2. In uitvoering van het Ruimtelijk Structuurplan Vlaanderen en relatie met andere ruimtelijke planningsprocessen

 

Een gewestelijk ruimtelijk uitvoeringsplan wordt opgemaakt in uitvoering van het Ruimtelijk Structuurplan Vlaanderen (zie artikel 2.2.6. §2 van de Vlaamse Codex Ruimtelijke Ordening). Er wordt ingegaan op de relevante elementen uit het structuurplan, enerzijds uit het richtinggevend gedeelte, anderzijds uit het bindend deel. Daarnaast worden de voor voorliggend plan relevante afbakeningsprocessen en de daaruit voortvloeiende en reeds goedgekeurde gewestelijke ruimtelijke uitvoeringsplannen aangehaald.

 

 

2.1 Het Ruimtelijk Structuurplan Vlaanderen

 

2.1.1 Het richtinggevend gedeelte van het ruimtelijk structuurplan Vlaanderen

 

zeehaven Antwerpen

De haven van Antwerpen is geselecteerd als zeehaven/poort. De strategische positie van de haven in de economische structuur van Vlaanderen komt tot uiting in het ruimtelijk principe “poorten als motor van ontwikkeling”. Omwille van haar bestaande of potentiële positie in het internationale communicatienetwerk (water, weg, spoor, telecommunicatie) vormt zij een element van de economische structuur op internationaal niveau en kan ze hoogwaardige internationale investeringen aantrekken.

 

 [image]

Figuur 1: gewenste ruimtelijke structuur voor Vlaanderen

 

In de Vlaamse zeehavens komen industriële, distributie, opslag- en overslag en logistieke activiteiten ruimtelijk en functioneel sterk verweven met elkaar voor. Gelet op de bestaande tendensen tot een verdere integratie en verweving van de vernoemde types van activiteiten wordt een ruimtelijke differentiëring per typeactiviteit in de zeehavens niet wenselijk geacht.

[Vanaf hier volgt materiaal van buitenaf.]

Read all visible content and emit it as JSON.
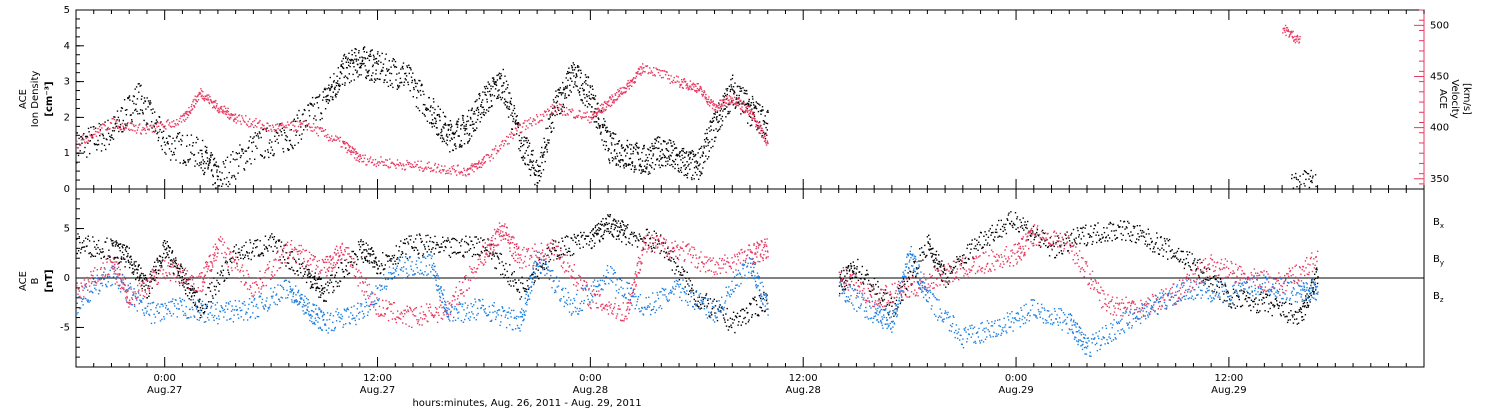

Essentieel voor een ruimtelijke differentiëring van havenactiviteiten is het havengebonden karakter van de industriële-, distributie-, opslag- en overslag- en logistieke activiteiten. De haveninvesteringen worden dan ook gekoppeld aan de zeehavenactiviteiten. Om het havengebied exclusief voor deze zeehavenactiviteiten te bestemmen is een afbakening als dusdanig noodzakelijk. Het begrip ‘zeehavengebied’ heeft aldus ook een ruimtelijke betekenis en wordt ruimtelijk afgebakend.

Om de ontwikkelingsmogelijkheden van de zeehavens te garanderen, de zeehaven als motor voor de ontwikkeling in te zetten, de nodige differentiatie en complementariteit tussen de zeehavens te garanderen en de nodige strategische reserves aan zeehaventerreinen te houden, wordt op Vlaams niveau voor iedere zeehaven en haar omgeving een ruimtelijke visie ontwikkeld op basis waarvan een gewestelijk ruimtelijk uitvoeringsplan moet worden opgemaakt samen met de betrokken overheidssectoren. Uitdrukkelijk moet daarbij aandacht besteed worden aan de toegankelijkheid zowel langs de waterzijde als langs de landzijde en moet de bereikbaarheid van de zeehavens benaderd worden vanuit de context van een globaal mobiliteitsbeleid voor gans Vlaanderen en voor alle vervoersmodi.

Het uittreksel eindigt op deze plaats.